Algés voltou a ser palco de óptimos momentos

Mais um ano, mais uma edição do Alive 2014. Se os principais nomes no festival com mais estrangeiros com escaldões por metro quadrado nos faziam desconfiar — entre bandas que vêm cá ano sim/ano sim e outras que parecem caídas no palco principal como fruto de um revivalismo pouco interessante — Algés acabou por voltar a ser palco de óptimos momentos, alguns deles inesperados. Não acreditam? Leiam aí.




DIA 1

Estreei-me musicalmente no festival com os Temples — rapazes britânicos gadelhudos que encontram no psicadélico e nos inúmeros posters do Revolver afixados nos seus quartos um modo de vida — que subiam ao palco Heineken para promover Sun Structures, disco de estreia lançado este ano. Fizeram-no como tantas outras bandas do género nesta era de revivalismo psych, mas a seu favor têm o facto de serem agradavelmente catchy. Não estiveram nada mal na sua estreia em solos lusos, e o sol que apanhei na tromba durante o concerto fez-me recordar o concerto de Tame Impala no mesmo festival há um ano atrás.
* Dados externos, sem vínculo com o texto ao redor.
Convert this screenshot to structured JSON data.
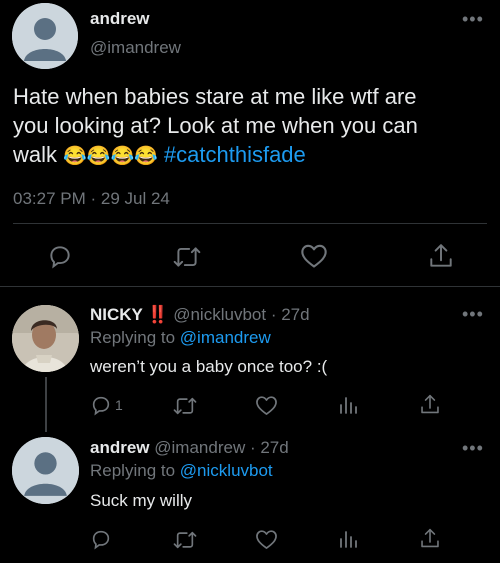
{
  "main_tweet": {
    "display_name": "andrew",
    "handle": "@imandrew",
    "text_line1": "Hate when babies stare at me like wtf are",
    "text_line2": "you looking at? Look at me when you can",
    "text_line3_prefix": "walk",
    "emoji": "😂😂😂😂",
    "hashtag": "#catchthisfade",
    "timestamp": "03:27 PM · 29 Jul 24",
    "more_icon": "more-dots-icon"
  },
  "actions": {
    "reply_icon": "reply-icon",
    "retweet_icon": "retweet-icon",
    "like_icon": "heart-icon",
    "share_icon": "share-icon",
    "views_icon": "views-icon"
  },
  "replies": [
    {
      "display_name": "NICKY ‼️",
      "handle": "@nickluvbot",
      "age": "· 27d",
      "replying_prefix": "Replying to",
      "replying_to": "@imandrew",
      "text": "weren’t you a baby once too? :(",
      "reply_count": "1"
    },
    {
      "display_name": "andrew",
      "handle": "@imandrew",
      "age": "· 27d",
      "replying_prefix": "Replying to",
      "replying_to": "@nickluvbot",
      "text": "Suck my willy",
      "reply_count": ""
    }
  ],
  "colors": {
    "background": "#000000",
    "text": "#e7e9ea",
    "muted": "#71767b",
    "link": "#1d9bf0",
    "separator": "#2f3336"
  }
}
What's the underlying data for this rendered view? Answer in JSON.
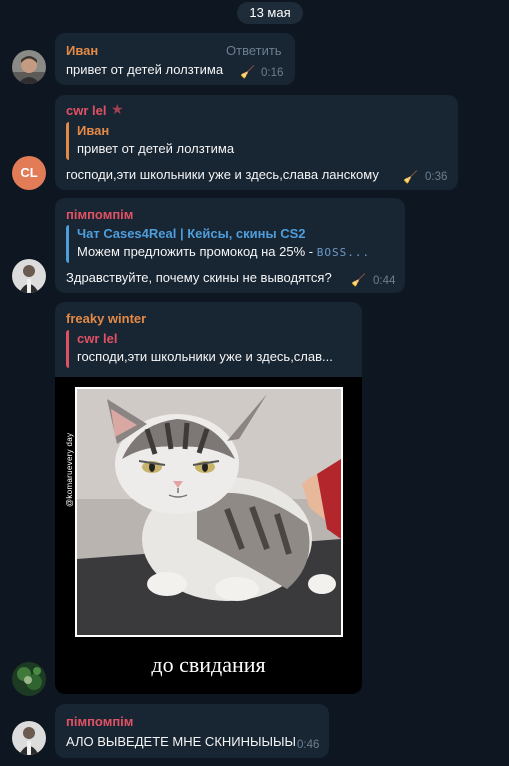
{
  "date_separator": "13 мая",
  "reply_action": "Ответить",
  "colors": {
    "background": "#0e1621",
    "bubble": "#182533",
    "ivan_name": "#e48a47",
    "cwr_name": "#e05263",
    "pimpompim_name": "#e05263",
    "freaky_name": "#e48a47",
    "chat_quote": "#4e9edb",
    "initials_avatar": "#e17c57"
  },
  "messages": [
    {
      "sender": "Иван",
      "text": "привет от детей лолзтима",
      "time": "0:16",
      "avatar": "photo"
    },
    {
      "sender": "cwr lel",
      "badge": "star-icon",
      "avatar_initials": "CL",
      "quote": {
        "name": "Иван",
        "text": "привет от детей лолзтима"
      },
      "text": "господи,эти школьники уже и здесь,слава ланскому",
      "time": "0:36"
    },
    {
      "sender": "пімпомпім",
      "quote": {
        "name": "Чат Cases4Real | Кейсы, скины CS2",
        "text": "Можем предложить промокод на 25% -",
        "extra": "BOSS..."
      },
      "text": "Здравствуйте, почему скины не выводятся?",
      "time": "0:44"
    },
    {
      "sender": "freaky winter",
      "quote": {
        "name": "cwr lel",
        "text": "господи,эти школьники уже и здесь,слав..."
      },
      "sticker": {
        "watermark": "@komaruevery day",
        "caption": "до свидания"
      }
    },
    {
      "sender": "пімпомпім",
      "text": "АЛО ВЫВЕДЕТЕ МНЕ СКНИНЫЫЫЫ",
      "time": "0:46"
    }
  ]
}
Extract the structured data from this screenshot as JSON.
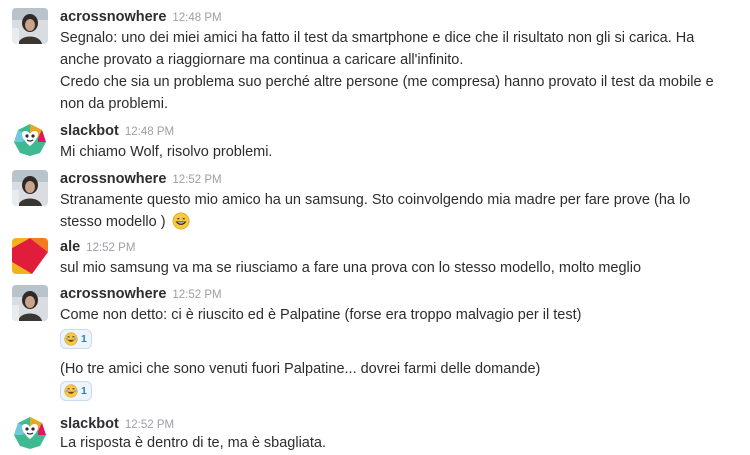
{
  "messages": [
    {
      "user": "acrossnowhere",
      "time": "12:48 PM",
      "lines": [
        "Segnalo: uno dei miei amici ha fatto il test da smartphone e dice che il risultato non gli si carica. Ha",
        "anche provato a riaggiornare ma continua a caricare all'infinito.",
        "Credo che sia un problema suo perché altre persone (me compresa) hanno provato il test da mobile e",
        "non da problemi."
      ]
    },
    {
      "user": "slackbot",
      "time": "12:48 PM",
      "lines": [
        "Mi chiamo Wolf, risolvo problemi."
      ]
    },
    {
      "user": "acrossnowhere",
      "time": "12:52 PM",
      "lines": [
        "Stranamente questo mio amico ha un samsung. Sto coinvolgendo mia madre per fare prove (ha lo",
        "stesso modello )"
      ],
      "emoji": "grinning-face-emoji"
    },
    {
      "user": "ale",
      "time": "12:52 PM",
      "lines": [
        "sul mio samsung va ma se riusciamo a fare una prova con lo stesso modello, molto meglio"
      ]
    },
    {
      "user": "acrossnowhere",
      "time": "12:52 PM",
      "lines": [
        "Come non detto: ci è riuscito ed è Palpatine (forse era troppo malvagio per il test)"
      ],
      "reaction": {
        "emoji": "joy-emoji",
        "count": "1"
      },
      "followup": {
        "lines": [
          "(Ho tre amici che sono venuti fuori Palpatine... dovrei farmi delle domande)"
        ],
        "reaction": {
          "emoji": "joy-emoji",
          "count": "1"
        }
      }
    },
    {
      "user": "slackbot",
      "time": "12:52 PM",
      "lines": [
        "La risposta è dentro di te, ma è sbagliata."
      ]
    }
  ],
  "colors": {
    "text": "#2c2d30",
    "timestamp": "#9e9ea6",
    "reaction_bg": "#edf4fc",
    "reaction_border": "#c9dbf0",
    "reaction_count": "#2a80b9"
  }
}
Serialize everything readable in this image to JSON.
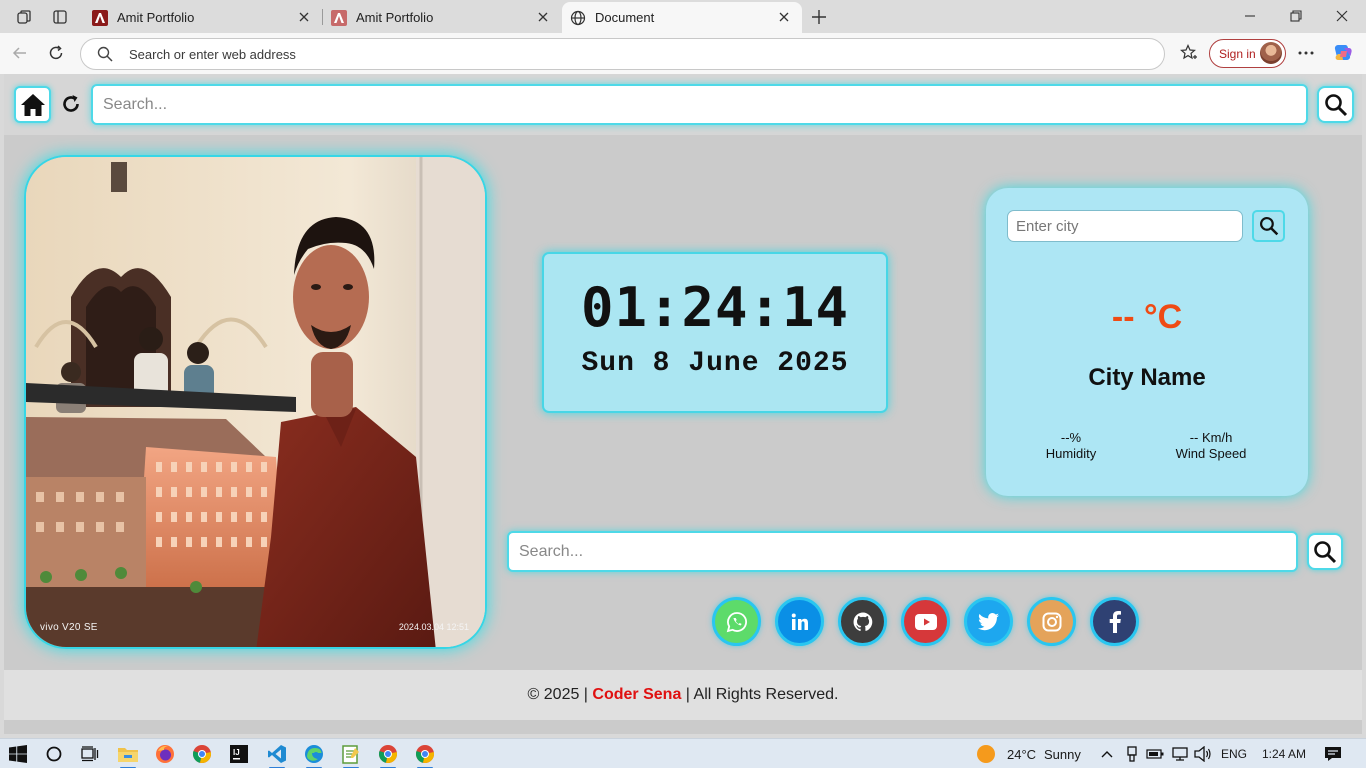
{
  "browser": {
    "tabs": [
      {
        "title": "Amit Portfolio",
        "active": false
      },
      {
        "title": "Amit Portfolio",
        "active": false
      },
      {
        "title": "Document",
        "active": true
      }
    ],
    "address_placeholder": "Search or enter web address",
    "sign_in_label": "Sign in"
  },
  "page": {
    "top_search_placeholder": "Search...",
    "photo": {
      "caption_left": "vivo V20 SE",
      "caption_right": "2024.03.04 12:51"
    },
    "clock": {
      "time": "01:24:14",
      "date": "Sun 8 June 2025"
    },
    "weather": {
      "city_placeholder": "Enter city",
      "temperature": "-- °C",
      "city_name": "City Name",
      "humidity_value": "--%",
      "humidity_label": "Humidity",
      "wind_value": "-- Km/h",
      "wind_label": "Wind Speed",
      "temp_color": "#ef4b14"
    },
    "bottom_search_placeholder": "Search...",
    "social_links": [
      {
        "name": "whatsapp",
        "color": "#5ddb6a"
      },
      {
        "name": "linkedin",
        "color": "#0a8fe6"
      },
      {
        "name": "github",
        "color": "#3d3d3d"
      },
      {
        "name": "youtube",
        "color": "#d6383a"
      },
      {
        "name": "twitter",
        "color": "#1da7ef"
      },
      {
        "name": "instagram",
        "color": "#e4a35a"
      },
      {
        "name": "facebook",
        "color": "#2f4173"
      }
    ],
    "footer": {
      "prefix": "© 2025 |",
      "brand": "Coder Sena",
      "suffix": "| All Rights Reserved."
    },
    "accent_color": "#4ed9e8"
  },
  "taskbar": {
    "weather_temp": "24°C",
    "weather_cond": "Sunny",
    "language": "ENG",
    "clock": "1:24 AM"
  }
}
Deambulando pelo recinto sem grande destino fui ouvindo os Lumineers a mostrar o seu folk rock choninhas em que o único destaque digno de nota foi a versão da “Subterranean Homesick Blues” do Bob Dylan, mas aquele público não reconheceria o Bob Dylan nem que este lhes gritasse nas fuças. No palco Heineken os The 1975 arrancavam gritos histéricos, muito devido ao sex appeal de Matthew Healy já que musicalmente estamos todos um pouco fartos do indie electrónico upbeat. Ainda houve tempo para picar o palco de comédia onde as imitações óptimas do Luís Franco-Bastos mostravam que o conceito de stand-up num festival, com tudo para correr mal, até pode resultar.

Da comédia intencional para a não-intencional: os Imagine Dragons tentam fazer do pop-rock enérgico e expansivo o seu lema, mas a sua parolice traduz-se apenas em más notícias para quem quer ouvir um pouco de música. Com dois êxitos — incluindo a execrável canção publicitária de uma operadora rival — a sustentar um concerto inteiro, recorreram ainda a um dos maiores clichés da história (“Song 2“, dos Blur) para esconder o tédio durante todas as outras canções das quais ninguém quer saber. Ninguém se lembrará dos Imagine Dragons daqui a uns anos e só podemos estar gratos por isso. Depois disto, e ensanduichados entre dois fenómenos de popularidade, os Interpol lutaram contra um público que não os queria ouvir, e embora se possa apontar o dedo à juvenil impaciência sem noção das coisas — no fim de contas, esta é a banda que fez o influentíssimo Turn on the Bright Lights — é certo que os nova-iorquinos, entre clássicos e novas canções, não fizeram grande coisa para convencer os cépticos e fugir ao momentum descendente da carreira.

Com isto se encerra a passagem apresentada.